You can keep typing later and later years into Wikipedia and see what events are planned. I suspect that’s such an easy thing for people to enter, you won’t easily find an end. Kinda begs the question – what does “planned” mean. The multiple life sentences given normal mortal criminals aren’t really planned for release centires or millennia from now.
So how does that work? Do you pass it down to your descendants? I can see it now…
Hundreds of years from now, civilization collapses. The lease payments from Sizzles’ conscientious descendants continue.

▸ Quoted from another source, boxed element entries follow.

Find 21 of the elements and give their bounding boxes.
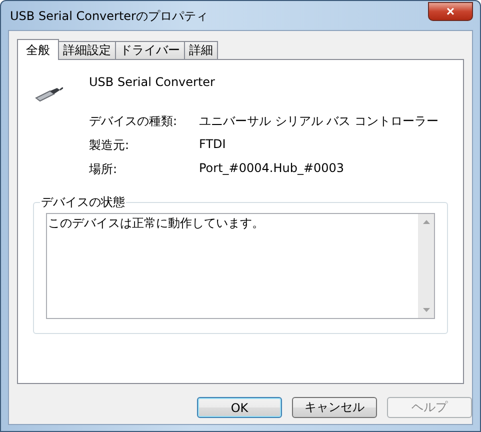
tab[interactable]: 詳細: [184, 41, 218, 59]
dialog-button[interactable]: キャンセル: [292, 397, 377, 418]
dialog-button[interactable]: OK: [197, 397, 282, 418]
property-label: 場所:: [89, 161, 118, 178]
property-label: デバイスの種類:: [89, 113, 178, 130]
tab[interactable]: 詳細設定: [58, 41, 116, 59]
tab[interactable]: ドライバー: [115, 41, 185, 59]
close-button[interactable]: ×: [428, 2, 473, 21]
property-label: 製造元:: [89, 137, 130, 154]
tab[interactable]: 全般: [17, 39, 59, 60]
status-text-field[interactable]: このデバイスは正常に動作しています。: [46, 213, 435, 319]
property-value: FTDI: [199, 137, 226, 153]
window-title: USB Serial Converterのプロパティ: [10, 8, 208, 25]
status-text: このデバイスは正常に動作しています。: [47, 215, 264, 232]
scroll-up-icon[interactable]: [422, 220, 430, 224]
property-value: ユニバーサル シリアル バス コントローラー: [199, 113, 438, 130]
scroll-down-icon[interactable]: [422, 308, 430, 312]
group-title: デバイスの状態: [40, 194, 126, 211]
scrollbar[interactable]: [418, 214, 434, 318]
device-name: USB Serial Converter: [89, 75, 215, 89]
property-value: Port_#0004.Hub_#0003: [199, 161, 344, 177]
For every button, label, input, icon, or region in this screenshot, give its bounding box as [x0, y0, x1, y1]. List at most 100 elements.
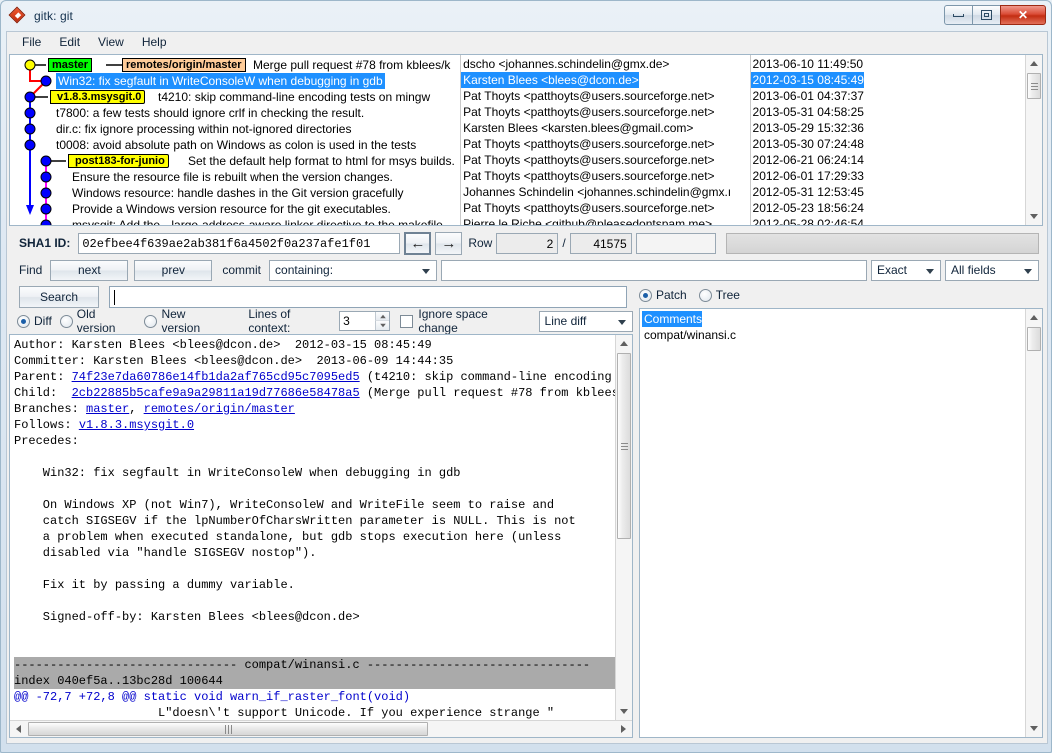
commit-date-6[interactable]: 2012-06-21 06:24:14: [751, 152, 864, 168]
commit-message-3[interactable]: t7800: a few tests should ignore crlf in…: [56, 105, 364, 121]
arrow-right-icon: →: [441, 235, 456, 252]
minimize-button[interactable]: [944, 5, 973, 25]
diff-mode-select[interactable]: Line diff: [539, 311, 633, 332]
search-input[interactable]: [109, 286, 627, 308]
commit-date-1[interactable]: 2012-03-15 08:45:49: [751, 72, 864, 88]
ref-tag-v1-8-3-msysgit-0[interactable]: v1.8.3.msysgit.0: [50, 90, 145, 104]
commit-message-1[interactable]: Win32: fix segfault in WriteConsoleW whe…: [56, 73, 385, 89]
commit-date-4[interactable]: 2013-05-29 15:32:36: [751, 120, 864, 136]
file-list-item-comments[interactable]: Comments: [642, 311, 702, 327]
sha-link[interactable]: 74f23e7da60786e14fb1da2af765cd95c7095ed5: [72, 370, 360, 384]
commit-graph-column[interactable]: master remotes/origin/master v1.8.3.msys…: [10, 55, 461, 225]
branch-link[interactable]: master: [86, 402, 129, 416]
commit-message-8[interactable]: Windows resource: handle dashes in the G…: [72, 185, 404, 201]
commit-date-column[interactable]: 2013-06-10 11:49:50 2012-03-15 08:45:49 …: [751, 55, 1025, 225]
commit-date-2[interactable]: 2013-06-01 04:37:37: [751, 88, 864, 104]
radio-new-version[interactable]: [144, 315, 157, 328]
find-fields-select[interactable]: All fields: [945, 260, 1039, 281]
sha1-input[interactable]: 02efbee4f639ae2ab381f6a4502f0a237afe1f01: [78, 233, 400, 254]
commit-author-column[interactable]: dscho <johannes.schindelin@gmx.de> Karst…: [461, 55, 750, 225]
commit-author-10[interactable]: Pierre le Riche <github@pleasedontspam.m…: [461, 216, 712, 225]
scroll-thumb[interactable]: [617, 353, 631, 539]
scroll-right-icon[interactable]: [615, 721, 632, 737]
find-mode-select[interactable]: containing:: [269, 260, 437, 281]
ref-tag-master[interactable]: master: [48, 58, 92, 72]
scroll-down-icon[interactable]: [616, 703, 632, 720]
search-button[interactable]: Search: [19, 286, 99, 308]
commit-detail-text[interactable]: Author: Karsten Blees <blees@dcon.de> 20…: [10, 335, 615, 720]
detail-line-22: @@ -72,7 +72,8 @@ static void warn_if_ra…: [14, 689, 615, 705]
commit-author-6[interactable]: Pat Thoyts <patthoyts@users.sourceforge.…: [461, 152, 714, 168]
find-query-input[interactable]: [441, 260, 867, 281]
commit-author-7[interactable]: Pat Thoyts <patthoyts@users.sourceforge.…: [461, 168, 714, 184]
scroll-down-icon[interactable]: [1026, 208, 1042, 225]
scroll-down-icon[interactable]: [1026, 720, 1042, 737]
commit-date-9[interactable]: 2012-05-23 18:56:24: [751, 200, 864, 216]
commit-message-6[interactable]: Set the default help format to html for …: [188, 153, 455, 169]
file-list-scrollbar[interactable]: [1025, 309, 1042, 737]
find-next-button[interactable]: next: [50, 260, 128, 281]
commit-message-7[interactable]: Ensure the resource file is rebuilt when…: [72, 169, 393, 185]
radio-tree[interactable]: [699, 289, 712, 302]
nav-forward-button[interactable]: →: [435, 232, 462, 255]
commit-detail-hscrollbar[interactable]: [10, 720, 632, 737]
radio-patch[interactable]: [639, 289, 652, 302]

Centuries after that, the site of the garage is occupied by a nomad camp. A trader from the coast finds them and succeeds in selling beach wood for animal skins. The trading becomes regular, and a village grows up on the spot. The lease payments continue.
Then an outbreak of neo-malaria sweeps in from the swamps, and everyone flees. The village is abandoned. The lease payments continue.
950 years from now, a researcher in the Sizzles Family Archives finds record of the site. After dots are connected and people realize what the ancient payments mean, the family–by now prosperous rulers of a small kingdom in the Middlelands–mounts an expedition to find the lost garage site. The expedition is unsuccessful, but the lease payments continue.
A second expedition establishes that the garage site is now occupied by a river that had changed course. There is no trace of the nomad camp or village, though older ruins of the ancient city lie nearby. The lease payments continue.
One day in the Year of the Scalded Cat (2992 AD), an archivist realizes that the end of the payments approaches. A celebration is planned. At last the Sizzles Family would be released from its thousand-year bondage! The last payment is arranged to take place on a raft in the river above the garage site. A representative of the Family would hand over the last cheque to a representative of the lease-holder.
On the date, after a grueling week-long journey by caravan from settled parts, everyone gathers at the site. The raft is made ready and launched. Spectators watch from the shore as guards fend off water-monsters. The cheque is handed over amid the flash and bang of fireworks.
1000 years (or more commonly, for some odd reason, 999 years) is a pretty common period for leaseholds on properties. It simply means that when you sell up, you’re not actually selling the title to the land, but the lease on it. And as the lease has hundreds of years left, it’s effectively as good as freehold for most purposes.